The Liberty Amendments

Author: Mark R. Levin

Whether or not you agree with the ideas put forth in “The Liberty Amendments” by Mark R. Levin, the idea of amending the U.S. Constitution is a thought worth debating.. To that end, he proposes 10 new amendments designed to improve our government and political system.

After reading the book, I spend a few moments googling the constitution and  the amendments thereto.  Beyond the original ten amendments contained in the Bill of Rights, the constitution has been amended 17 additional times, the last of which was in 1992.  While each amendment is unique and undoubtedly has its own story to tell, in each case I believe the process associated therewith would prove equally fascinating.

As a student of process, “The Liberty Amendments” caused me to wonder why we do not have a more frequent and vigorous public debate concerning whether or not the constitution needs to be amended.  To that end, I came away thinking that we should consider creating a standing body in which each state has representation, the sole function of which would be to annually consider and debate proposed constitutional amendments.  It might not produce the next reality TV hit program, but it might help stimulate solution sets.

Mr. Levin’s book would serve as a good starting point for that discussion.  Although he clearly brings a right leaning perspective to the topic, he provides an educational perspective that alone makes the book worth reading.

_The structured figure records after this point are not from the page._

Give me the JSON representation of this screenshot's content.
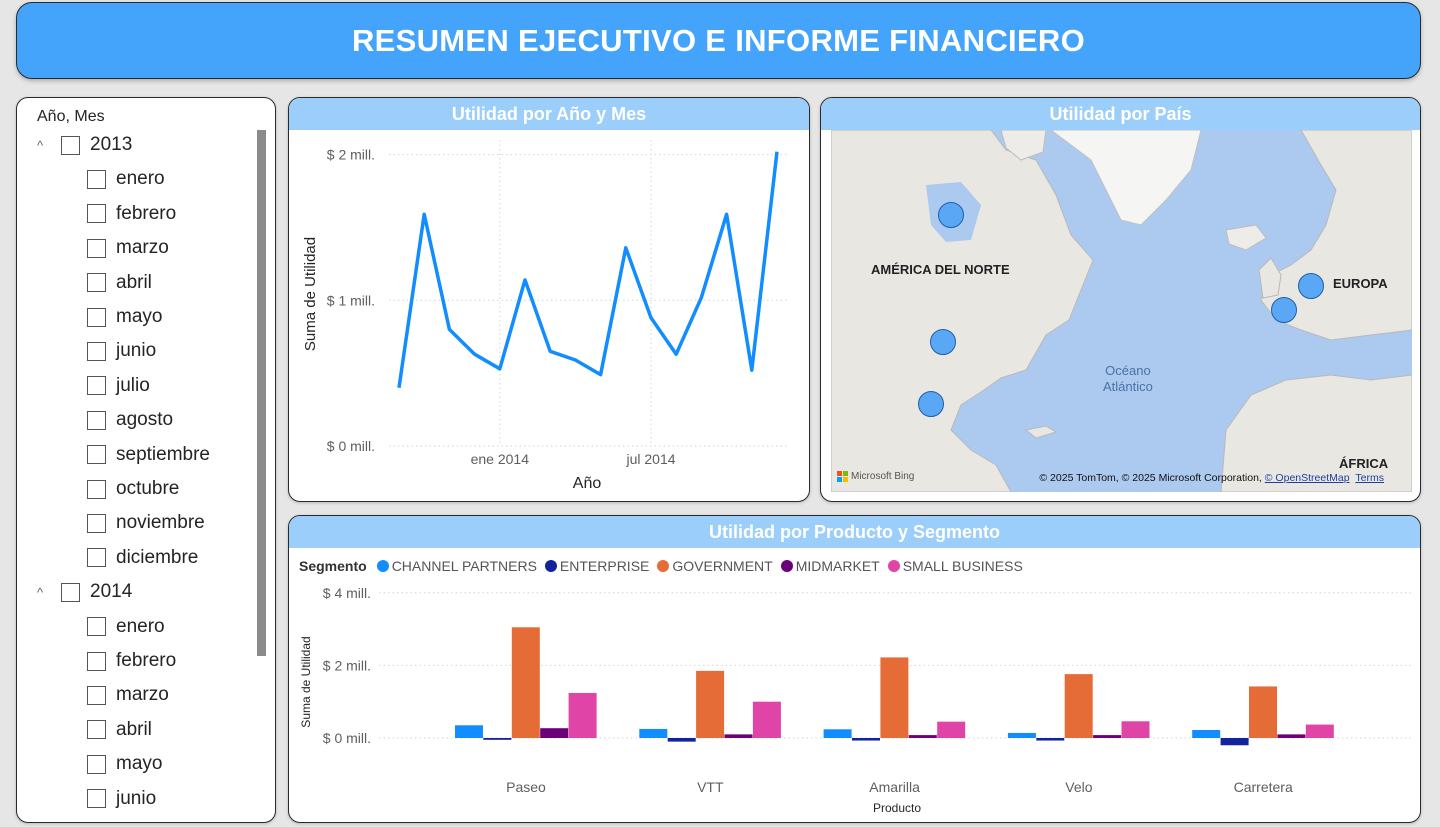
{
  "header": {
    "title": "RESUMEN EJECUTIVO E INFORME FINANCIERO"
  },
  "slicer": {
    "title": "Año, Mes",
    "items": [
      {
        "label": "2013",
        "level": 0
      },
      {
        "label": "enero",
        "level": 1
      },
      {
        "label": "febrero",
        "level": 1
      },
      {
        "label": "marzo",
        "level": 1
      },
      {
        "label": "abril",
        "level": 1
      },
      {
        "label": "mayo",
        "level": 1
      },
      {
        "label": "junio",
        "level": 1
      },
      {
        "label": "julio",
        "level": 1
      },
      {
        "label": "agosto",
        "level": 1
      },
      {
        "label": "septiembre",
        "level": 1
      },
      {
        "label": "octubre",
        "level": 1
      },
      {
        "label": "noviembre",
        "level": 1
      },
      {
        "label": "diciembre",
        "level": 1
      },
      {
        "label": "2014",
        "level": 0
      },
      {
        "label": "enero",
        "level": 1
      },
      {
        "label": "febrero",
        "level": 1
      },
      {
        "label": "marzo",
        "level": 1
      },
      {
        "label": "abril",
        "level": 1
      },
      {
        "label": "mayo",
        "level": 1
      },
      {
        "label": "junio",
        "level": 1
      }
    ]
  },
  "line_chart": {
    "title": "Utilidad por Año y Mes",
    "chart_data": {
      "type": "line",
      "title": "Utilidad por Año y Mes",
      "xlabel": "Año",
      "ylabel": "Suma de Utilidad",
      "x": [
        "2013-09",
        "2013-10",
        "2013-11",
        "2013-12",
        "2014-01",
        "2014-02",
        "2014-03",
        "2014-04",
        "2014-05",
        "2014-06",
        "2014-07",
        "2014-08",
        "2014-09",
        "2014-10",
        "2014-11",
        "2014-12"
      ],
      "values": [
        0.4,
        1.59,
        0.8,
        0.63,
        0.53,
        1.14,
        0.65,
        0.59,
        0.49,
        1.36,
        0.88,
        0.63,
        1.02,
        1.59,
        0.52,
        2.02
      ],
      "value_unit": "mill. $",
      "yticks": [
        "$ 0 mill.",
        "$ 1 mill.",
        "$ 2 mill."
      ],
      "ytick_values": [
        0,
        1,
        2
      ],
      "xticks": [
        "ene 2014",
        "jul 2014"
      ],
      "xtick_values": [
        "2014-01",
        "2014-07"
      ],
      "ylim": [
        0,
        2.1
      ],
      "color": "#118DFF",
      "grid": true
    }
  },
  "map": {
    "title": "Utilidad por País",
    "labels": {
      "north_america": "AMÉRICA DEL NORTE",
      "europe": "EUROPA",
      "africa": "ÁFRICA",
      "ocean_1": "Océano",
      "ocean_2": "Atlántico"
    },
    "bubble_color": "#5AA8F5",
    "bing_text": "Microsoft Bing",
    "attribution_prefix": "© 2025 TomTom, © 2025 Microsoft Corporation, ",
    "attribution_link": "© OpenStreetMap",
    "terms": "Terms"
  },
  "bar_chart": {
    "title": "Utilidad por Producto y Segmento",
    "legend_title": "Segmento",
    "chart_data": {
      "type": "bar",
      "title": "Utilidad por Producto y Segmento",
      "xlabel": "Producto",
      "ylabel": "Suma de Utilidad",
      "categories": [
        "Paseo",
        "VTT",
        "Amarilla",
        "Velo",
        "Carretera"
      ],
      "series": [
        {
          "name": "CHANNEL PARTNERS",
          "color": "#118DFF",
          "values": [
            0.35,
            0.25,
            0.24,
            0.14,
            0.22
          ]
        },
        {
          "name": "ENTERPRISE",
          "color": "#12239E",
          "values": [
            -0.05,
            -0.1,
            -0.07,
            -0.07,
            -0.2
          ]
        },
        {
          "name": "GOVERNMENT",
          "color": "#E66C37",
          "values": [
            3.05,
            1.85,
            2.22,
            1.76,
            1.42
          ]
        },
        {
          "name": "MIDMARKET",
          "color": "#6B007B",
          "values": [
            0.27,
            0.1,
            0.08,
            0.08,
            0.1
          ]
        },
        {
          "name": "SMALL BUSINESS",
          "color": "#E044A7",
          "values": [
            1.24,
            1.0,
            0.45,
            0.46,
            0.37
          ]
        }
      ],
      "value_unit": "mill. $",
      "yticks": [
        "$ 0 mill.",
        "$ 2 mill.",
        "$ 4 mill."
      ],
      "ytick_values": [
        0,
        2,
        4
      ],
      "ylim": [
        -0.3,
        4
      ],
      "legend": "top-left",
      "grid": true
    }
  }
}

In Illinois, where I spent most of my adult life, the voters have rejected holding a constitutional convention to reconsider a document adopted in 1970.  If nothing else, the topic of pensions would be of critical importance.  What harm could come from at least engaging in the debate?

As stated above, whether or not you agree with the amendments that Mr. Levin is proposes, his book challenges the reader to consider using the constitutional amendment process to deal with many of the problems with today’s politics and government.